Veder morire una persona per cui ti sei impegnato tantissimo e' sempre una sconfitta gravissima per un medico. Se poi questo malato era giovane e lascia dietro di se' una piccola creatura orfana ed un consorte affranto, il senso di fallimento diventa doloroso e frammischiato a innumerevoli sensi di colpa: "ho fatto veramente tutto quello che potevo? Dove ho possibilmente sbagliato?"
A questo si aggiunge l'angoscia di dover affrontare i parenti: la paura di non saper far fronte alle loro emozioni; il timore che, in un momento di rabbia, ti accusino anche di cose che non hai fatto.
La profonda depressione che segue la morte di un malato affidato alle tue cure non e' un segno di "delirio di onnipotenza": lo sappiamo tutti che in medicina ci sono battaglie perse in partenza, ed altre che hanno alte percentuali di sconfitta.
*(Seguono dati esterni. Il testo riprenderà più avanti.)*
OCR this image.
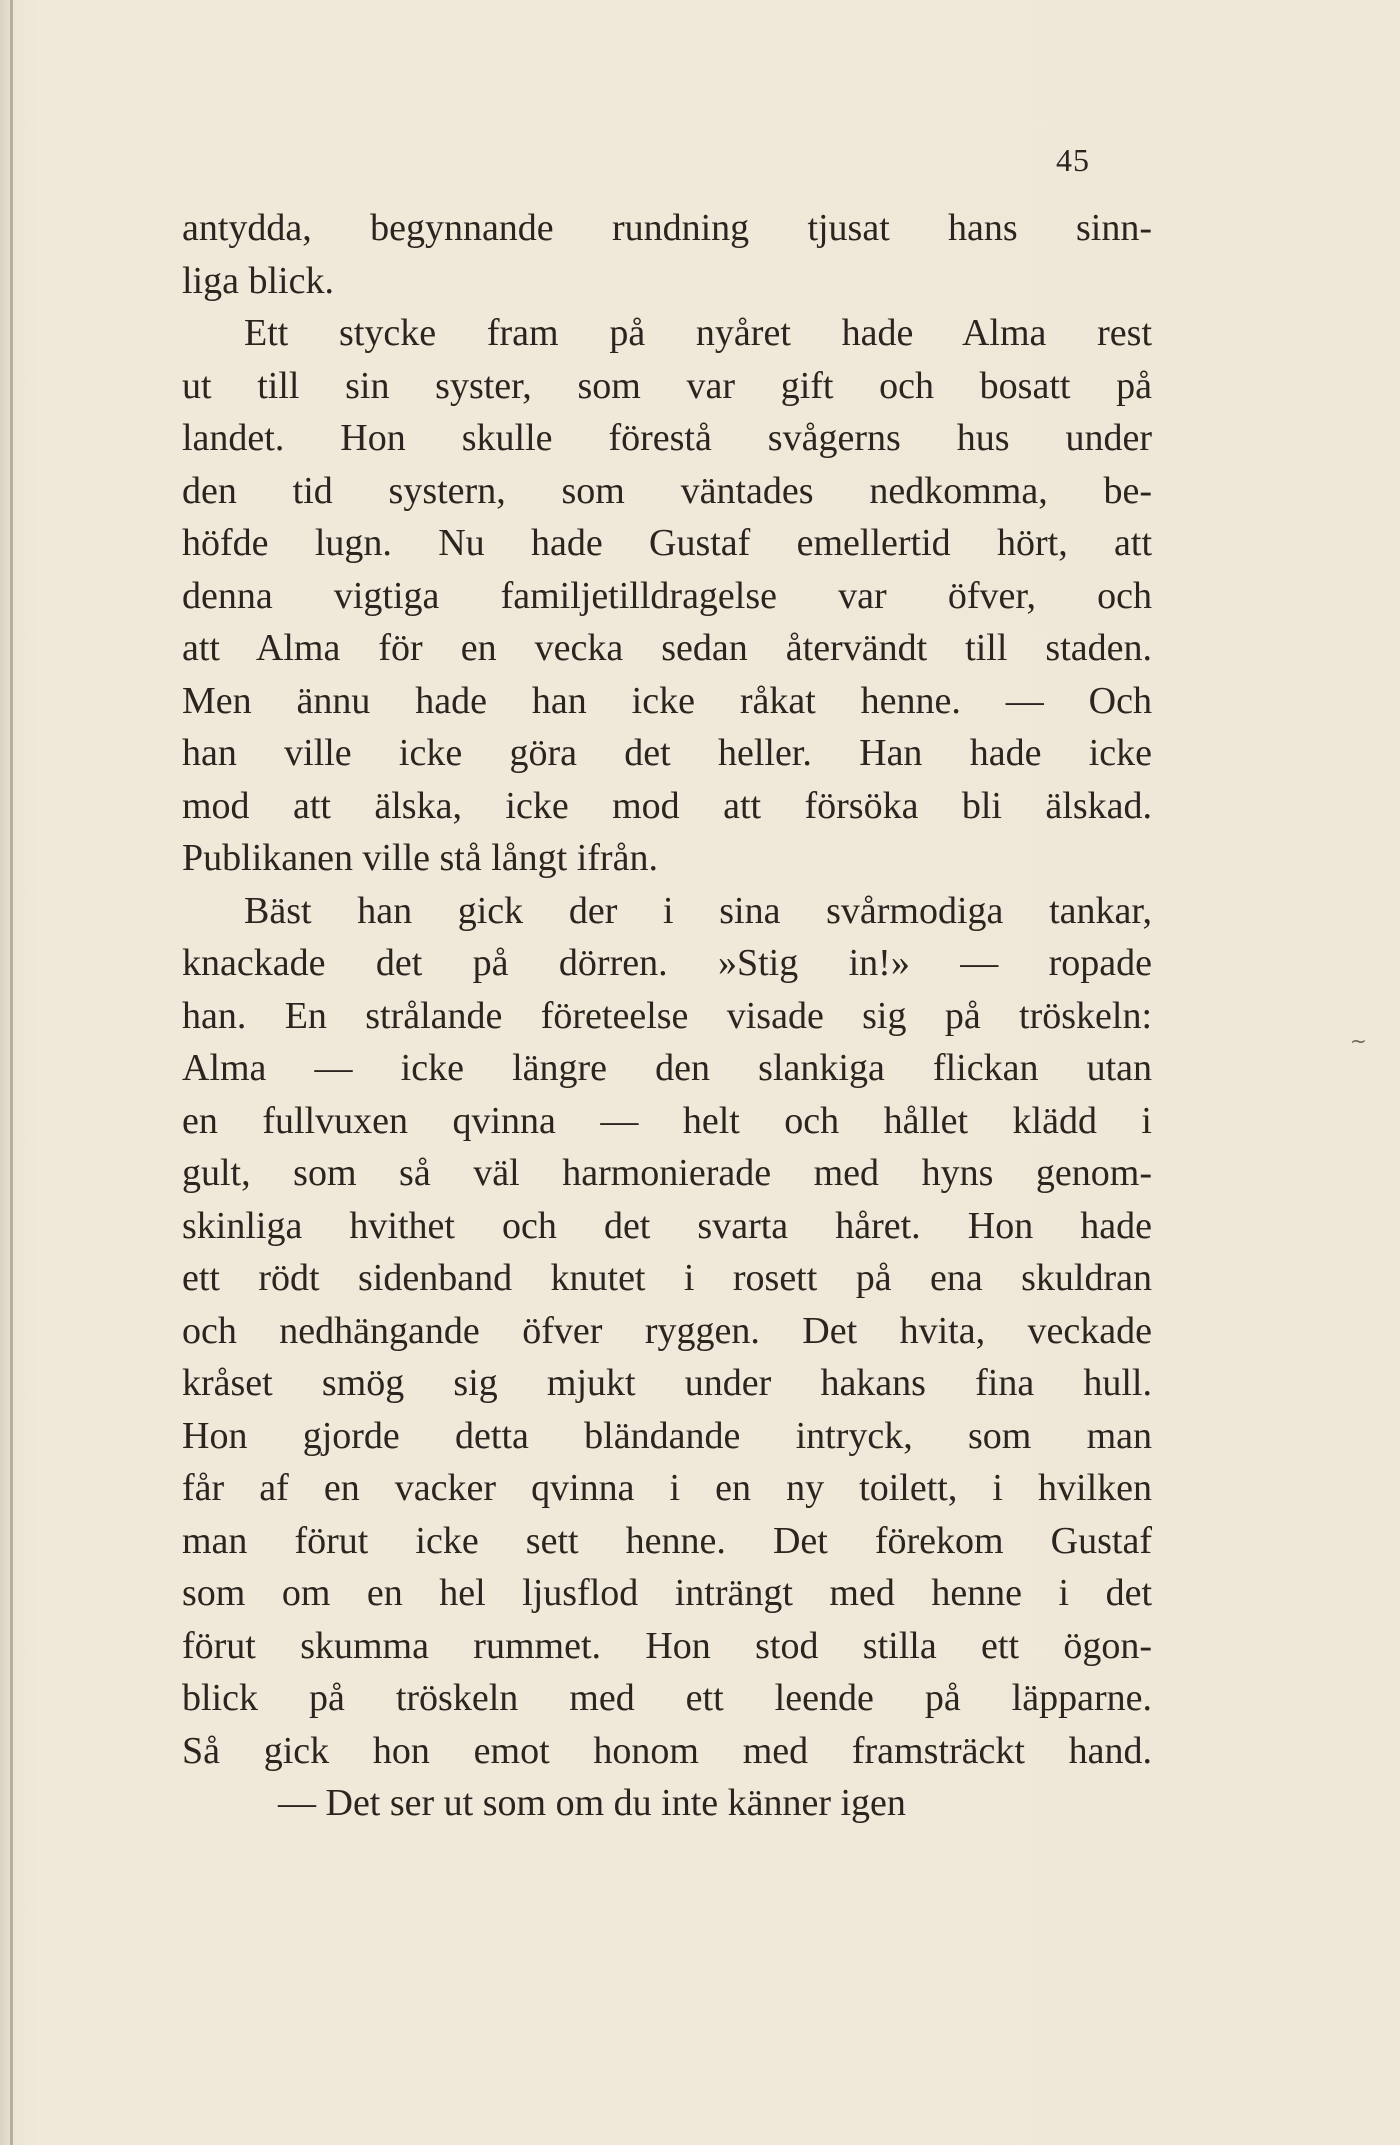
45
antydda, begynnande rundning tjusat hans sinn-
liga blick.
Ett stycke fram på nyåret hade Alma rest
ut till sin syster, som var gift och bosatt på
landet. Hon skulle förestå svågerns hus under
den tid systern, som väntades nedkomma, be-
höfde lugn. Nu hade Gustaf emellertid hört, att
denna vigtiga familjetilldragelse var öfver, och
att Alma för en vecka sedan återvändt till staden.
Men ännu hade han icke råkat henne. — Och
han ville icke göra det heller. Han hade icke
mod att älska, icke mod att försöka bli älskad.
Publikanen ville stå långt ifrån.
Bäst han gick der i sina svårmodiga tankar,
knackade det på dörren. »Stig in!» — ropade
han. En strålande företeelse visade sig på tröskeln:
Alma — icke längre den slankiga flickan utan
en fullvuxen qvinna — helt och hållet klädd i
gult, som så väl harmonierade med hyns genom-
skinliga hvithet och det svarta håret. Hon hade
ett rödt sidenband knutet i rosett på ena skuldran
och nedhängande öfver ryggen. Det hvita, veckade
kråset smög sig mjukt under hakans fina hull.
Hon gjorde detta bländande intryck, som man
får af en vacker qvinna i en ny toilett, i hvilken
man förut icke sett henne. Det förekom Gustaf
som om en hel ljusflod inträngt med henne i det
förut skumma rummet. Hon stod stilla ett ögon-
blick på tröskeln med ett leende på läpparne.
Så gick hon emot honom med framsträckt hand.
— Det ser ut som om du inte känner igen
~
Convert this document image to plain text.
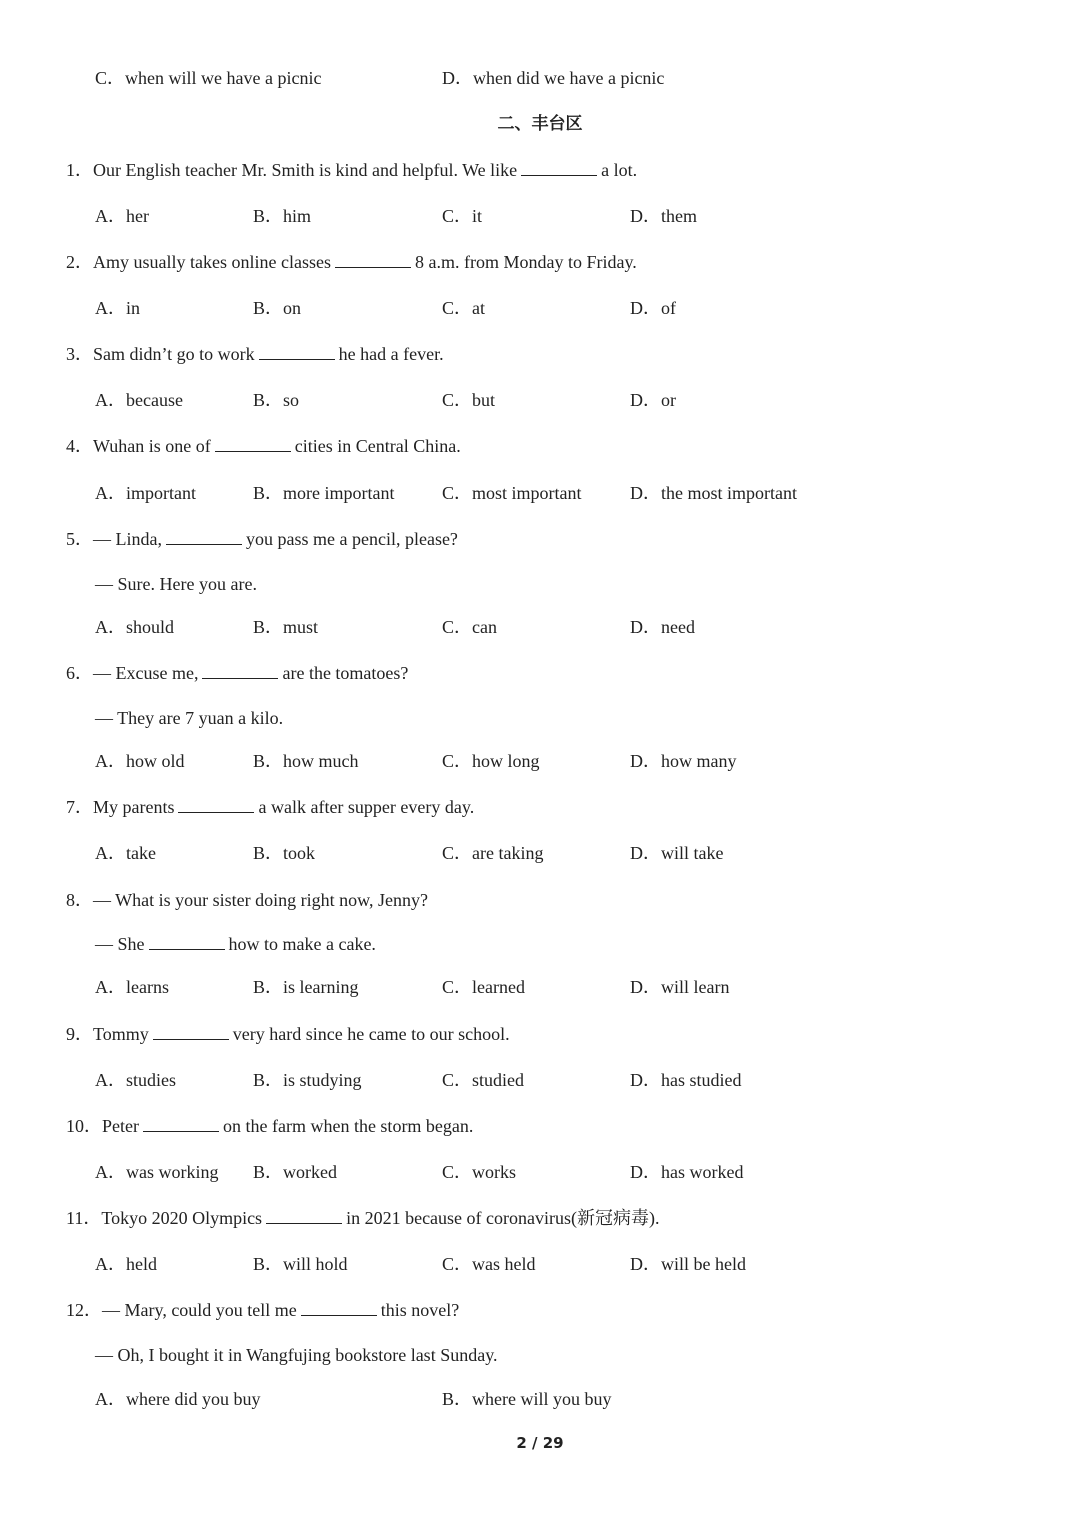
C．when will we have a picnic	D．when did we have a picnic
二、丰台区
1．Our English teacher Mr. Smith is kind and helpful. We like	a lot.
A．her	B．him	C．it	D．them
2．Amy usually takes online classes	8 a.m. from Monday to Friday.
A．in	B．on	C．at	D．of
3．Sam didn’t go to work	he had a fever.
A．because	B．so	C．but	D．or
4．Wuhan is one of	cities in Central China.
A．important	B．more important	C．most important	D．the most important
5．— Linda,	you pass me a pencil, please?
— Sure. Here you are.
A．should	B．must	C．can	D．need
6．— Excuse me,	are the tomatoes?
— They are 7 yuan a kilo.
A．how old	B．how much	C．how long	D．how many
7．My parents	a walk after supper every day.
A．take	B．took	C．are taking	D．will take
8．— What is your sister doing right now, Jenny?
— She	how to make a cake.
A．learns	B．is learning	C．learned	D．will learn
9．Tommy	very hard since he came to our school.
A．studies	B．is studying	C．studied	D．has studied
10．Peter	on the farm when the storm began.
A．was working B．worked	C．works	D．has worked
11．Tokyo 2020 Olympics	in 2021 because of coronavirus(新冠病毒).
A．held	B．will hold	C．was held	D．will be held
12．— Mary, could you tell me	this novel?
— Oh, I bought it in Wangfujing bookstore last Sunday.
A．where did you buy	B．where will you buy
2 / 29
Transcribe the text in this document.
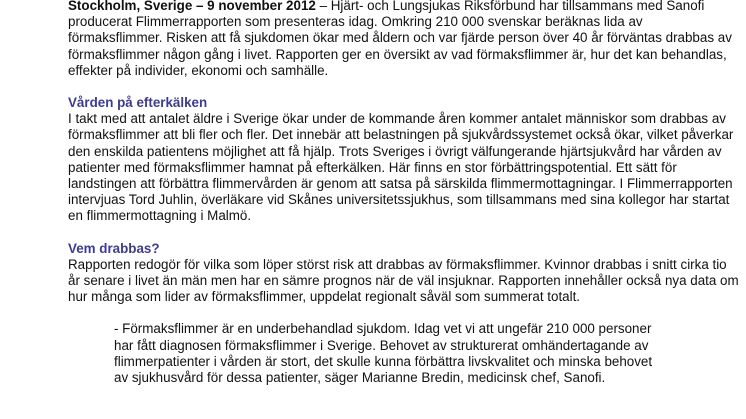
Stockholm, Sverige – 9 november 2012 – Hjärt- och Lungsjukas Riksförbund har tillsammans med Sanofi producerat Flimmerrapporten som presenteras idag. Omkring 210 000 svenskar beräknas lida av förmaksflimmer. Risken att få sjukdomen ökar med åldern och var fjärde person över 40 år förväntas drabbas av förmaksflimmer någon gång i livet. Rapporten ger en översikt av vad förmaksflimmer är, hur det kan behandlas, effekter på individer, ekonomi och samhälle.

Vården på efterkälken

I takt med att antalet äldre i Sverige ökar under de kommande åren kommer antalet människor som drabbas av förmaksflimmer att bli fler och fler. Det innebär att belastningen på sjukvårdssystemet också ökar, vilket påverkar den enskilda patientens möjlighet att få hjälp. Trots Sveriges i övrigt välfungerande hjärtsjukvård har vården av patienter med förmaksflimmer hamnat på efterkälken. Här finns en stor förbättringspotential. Ett sätt för landstingen att förbättra flimmervården är genom att satsa på särskilda flimmermottagningar. I Flimmerrapporten intervjuas Tord Juhlin, överläkare vid Skånes universitetssjukhus, som tillsammans med sina kollegor har startat en flimmermottagning i Malmö.

Vem drabbas?

Rapporten redogör för vilka som löper störst risk att drabbas av förmaksflimmer. Kvinnor drabbas i snitt cirka tio år senare i livet än män men har en sämre prognos när de väl insjuknar. Rapporten innehåller också nya data om hur många som lider av förmaksflimmer, uppdelat regionalt såväl som summerat totalt.

- Förmaksflimmer är en underbehandlad sjukdom. Idag vet vi att ungefär 210 000 personer har fått diagnosen förmaksflimmer i Sverige. Behovet av strukturerat omhändertagande av flimmerpatienter i vården är stort, det skulle kunna förbättra livskvalitet och minska behovet av sjukhusvård för dessa patienter, säger Marianne Bredin, medicinsk chef, Sanofi.
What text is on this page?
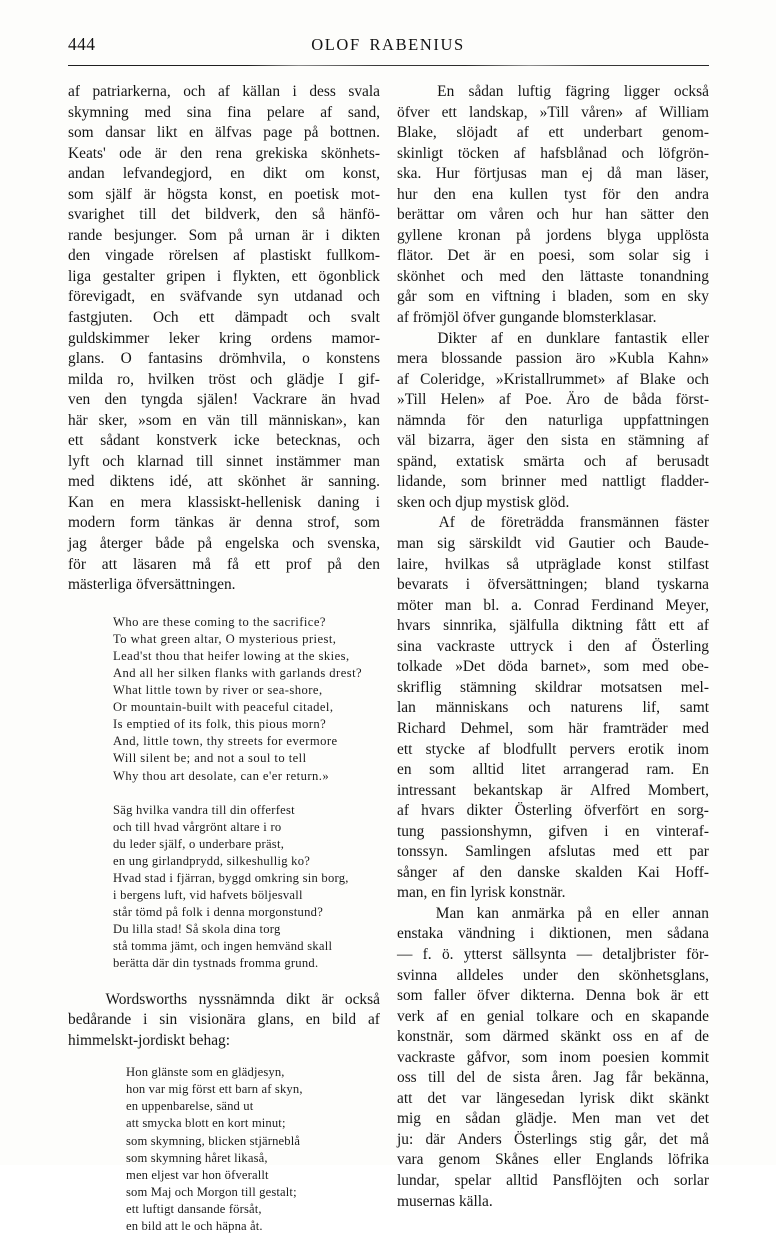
444	OLOF RABENIUS
af patriarkerna, och af källan i dess svala
skymning med sina fina pelare af sand,
som dansar likt en älfvas page på bottnen.
Keats' ode är den rena grekiska skönhets-
andan lefvandegjord, en dikt om konst,
som själf är högsta konst, en poetisk mot-
svarighet till det bildverk, den så hänfö-
rande besjunger. Som på urnan är i dikten
den vingade rörelsen af plastiskt fullkom-
liga gestalter gripen i flykten, ett ögonblick
förevigadt, en sväfvande syn utdanad och
fastgjuten. Och ett dämpadt och svalt
guldskimmer leker kring ordens mamor-
glans. O fantasins drömhvila, o konstens
milda ro, hvilken tröst och glädje I gif-
ven den tyngda själen! Vackrare än hvad
här sker, »som en vän till människan», kan
ett sådant konstverk icke betecknas, och
lyft och klarnad till sinnet instämmer man
med diktens idé, att skönhet är sanning.
Kan en mera klassiskt-hellenisk daning i
modern form tänkas är denna strof, som
jag återger både på engelska och svenska,
för att läsaren må få ett prof på den
mästerliga öfversättningen.
Who are these coming to the sacrifice?
To what green altar, O mysterious priest,
Lead'st thou that heifer lowing at the skies,
And all her silken flanks with garlands drest?
What little town by river or sea-shore,
Or mountain-built with peaceful citadel,
Is emptied of its folk, this pious morn?
And, little town, thy streets for evermore
Will silent be; and not a soul to tell
Why thou art desolate, can e'er return.»
Säg hvilka vandra till din offerfest
och till hvad vårgrönt altare i ro
du leder själf, o underbare präst,
en ung girlandprydd, silkeshullig ko?
Hvad stad i fjärran, byggd omkring sin borg,
i bergens luft, vid hafvets böljesvall
står tömd på folk i denna morgonstund?
Du lilla stad! Så skola dina torg
stå tomma jämt, och ingen hemvänd skall
berätta där din tystnads fromma grund.
Wordsworths nyssnämnda dikt är också
bedårande i sin visionära glans, en bild af
himmelskt-jordiskt behag:
Hon glänste som en glädjesyn,
hon var mig först ett barn af skyn,
en uppenbarelse, sänd ut
att smycka blott en kort minut;
som skymning, blicken stjärneblå
som skymning håret likaså,
men eljest var hon öfverallt
som Maj och Morgon till gestalt;
ett luftigt dansande försåt,
en bild att le och häpna åt.
En sådan luftig fägring ligger också
öfver ett landskap, »Till våren» af William
Blake, slöjadt af ett underbart genom-
skinligt töcken af hafsblånad och löfgrön-
ska. Hur förtjusas man ej då man läser,
hur den ena kullen tyst för den andra
berättar om våren och hur han sätter den
gyllene kronan på jordens blyga upplösta
flätor. Det är en poesi, som solar sig i
skönhet och med den lättaste tonandning
går som en viftning i bladen, som en sky
af frömjöl öfver gungande blomsterklasar.
Dikter af en dunklare fantastik eller
mera blossande passion äro »Kubla Kahn»
af Coleridge, »Kristallrummet» af Blake och
»Till Helen» af Poe. Äro de båda först-
nämnda för den naturliga uppfattningen
väl bizarra, äger den sista en stämning af
spänd, extatisk smärta och af berusadt
lidande, som brinner med nattligt fladder-
sken och djup mystisk glöd.
Af de företrädda fransmännen fäster
man sig särskildt vid Gautier och Baude-
laire, hvilkas så utpräglade konst stilfast
bevarats i öfversättningen; bland tyskarna
möter man bl. a. Conrad Ferdinand Meyer,
hvars sinnrika, själfulla diktning fått ett af
sina vackraste uttryck i den af Österling
tolkade »Det döda barnet», som med obe-
skriflig stämning skildrar motsatsen mel-
lan människans och naturens lif, samt
Richard Dehmel, som här framträder med
ett stycke af blodfullt pervers erotik inom
en som alltid litet arrangerad ram. En
intressant bekantskap är Alfred Mombert,
af hvars dikter Österling öfverfört en sorg-
tung passionshymn, gifven i en vinteraf-
tonssyn. Samlingen afslutas med ett par
sånger af den danske skalden Kai Hoff-
man, en fin lyrisk konstnär.
Man kan anmärka på en eller annan
enstaka vändning i diktionen, men sådana
— f. ö. ytterst sällsynta — detaljbrister för-
svinna alldeles under den skönhetsglans,
som faller öfver dikterna. Denna bok är ett
verk af en genial tolkare och en skapande
konstnär, som därmed skänkt oss en af de
vackraste gåfvor, som inom poesien kommit
oss till del de sista åren. Jag får bekänna,
att det var längesedan lyrisk dikt skänkt
mig en sådan glädje. Men man vet det
ju: där Anders Österlings stig går, det må
vara genom Skånes eller Englands löfrika
lundar, spelar alltid Pansflöjten och sorlar
musernas källa.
Ci rendiamo conto che ogni procedura da noi eseguita ha delle percentuali di mortalita' che sono ormai conosciute in tutto il mondo e documentate in letteratura. Ma quando quel "per cento" riguarda te e la persona per la cui sopravvivenza stavi lottando, le cose cambiano. Il mondo sembra crollarti addosso. A volte fa capolino la tentazione di bloccarsi: "non faro' mai piu' quella cosa". Il tuo cuore lo sa che si tratta di una reazione psicologica infondata e pericolosa... dentro di te senti che sarebbe uno sbaglio buttare nel cestino la patente dopo un incidente stradale... ma la tentazione e' forte.
Bisogna davvero metterci molta forza di volonta', per fare una analisi oggettiva di tutto il piano terapeutico ed eventualmente correggere delle possibili lacune nei protocolli dell'ospedale... ma soprattutto occorre farsi forza e continuare a lavorare, perche' ritirarsi nelle fobie, priverebbe molti altri malati di servizi necessari alla loro sopravvivenza.
Dite una preghierina per me e per tutti coloro che lottano quotidianamente contro la morte, perche' e' veramente dura vedere la luce della vita fuggire dagli occhi del tuo paziente, senza sapere cos'altro fare per impedirgli di andarsene.
La morte è quel nemico che ci rincorre e che non ci dà mai tregua: il medico lotta quotidianamente contro la morte, ma in realtà è lei a darci la caccia, e, quando vince lei, ti lascia dentro un senso di vuoto e di profondo smarrimento.
E' una continua battaglia e non sempre vinciamo noi: sabato notte ho perso in pochi minuti un uomo con una forte ematemesi. I farmaci e la trasfusione non sono serviti a nulla, ed è morto in un'ora.
Ieri invece abbiamo quasi "perso" un paziente sul tavolo operatorio, per un arresto cardiaco che è seguito immediatamente ai farmaci somministrati per il risveglio. Fortunatamente il massaggio cardiaco ha funzionato ed il paziente si è ripreso.
Per adesso, nella nostra battaglia contro la morte, stiamo pareggiando: uno a uno.
Ma la morte di quel giovane padre di famiglia mi pesa molto sul cuore.